Biofilm size, matrix composition, internal architecture, and cellular physiology can vary dramatically during biofilm growth, so we hypothesized that phage susceptibility may vary as a function of biofilm developmental stage. To test this possibility, biofilms of varying ages – grown in microfluidic flow chambers – were exposed to a continuous influx of phages and imaged by confocal microscopy. We discovered that biofilms that had grown for 48 hours or less were rapidly eradicated as a result of phage exposure. By contrast, biofilms that had grown for 60 hours or more were collectively protected from phage-mediated killing. Phage resistance therefore depends on the developmental state of these bacterial biofilm communities.

To understand the mechanism by which this biofilm-specific phage resistance occurs, we investigated biofilms grown from a range of different matrix mutants and found that only mutants that lacked curli amyloid fibers were susceptible to phages, while other matrix mutations did not have an effect on phage protection. For resolving the detailed mechanisms by which curli fibers protect biofilms from phages, we constructed minimal synthetic biofilms composed of purified curli fibers and fluorescent microbeads with a size similar to bacterial cells. Remarkably, when beads were incubated with in vitro polymerized curli fibers, they spontaneously formed clusters embedded within the curli mesh, and each curli-embedded bead cluster – like a wild type biofilm – prevented the diffusion of phages into its inner volume. Electron microscopy revealed that curli fibers localize in the pore-space between beads and can directly capture phage virions, implying that even a sparse distribution of curli fibers in the pores is sufficient to prevent phage diffusion through biofilm pores, which is a collective cell level phage protection mechanism.

Separately, some of the deletion mutants of the individual biofilm matrix components permitted phage mobility into the biofilm, but did not allow for phage infection. We therefore hypothesized that curli fibers might additionally protect cells individually. Consistent with this idea, we found that cells that are completely covered by curli in shaking liquid cultures were protected from phage infection, while neighboring daughter cells that were not producing curli became infected and lysed.

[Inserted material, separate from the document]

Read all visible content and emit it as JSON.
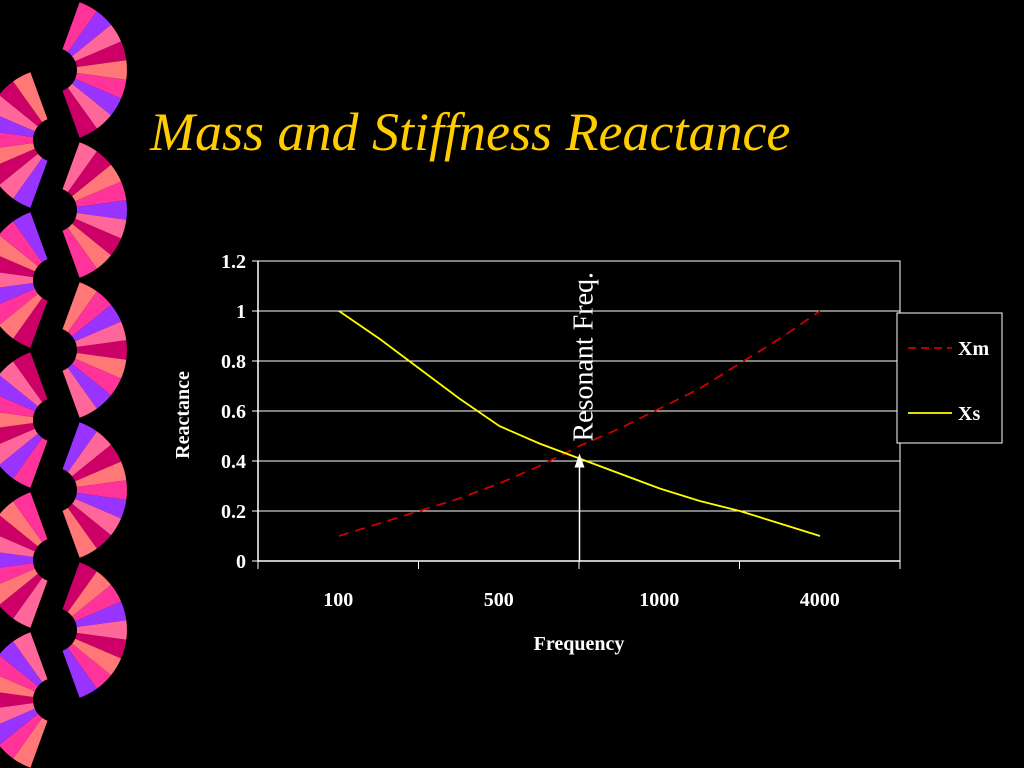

Curli fibers therefore mediate protection of E. coli biofilms form phage predation via two separate mechanisms: the curli fibers fill the pores between cells and bind phages, which is a collective cell level protection mechanism. But curli fibers can also wrap around cells and provide a protection at the individual cell level. Investigating the general relationship between biofilm matrix production and biofilm-phage interactions, as well as modifying the diffusivity and infectivity of phages in biofilms, are therefore important directions for developing the next generation of therapeutic phages, for editing microbiomes, and for a fundamental understanding of phage-bacteria co-evolution in nature.

HFSP funding through a Career Development Award was important for establishing an image analysis software platform in Knut Drescher’s lab that is now used for analyzing all 3D biofilm microscopy data, including the data for this project.


Dynamics biofilm architecture confers individual and collective mechanisms of viral protection. Vidakovic L, Singh PK, Hartmann R, Nadell CD, Drescher K. Nature Microbiology 3, 26-31 (2018). doi:10.1038/s41564-017-0050-1.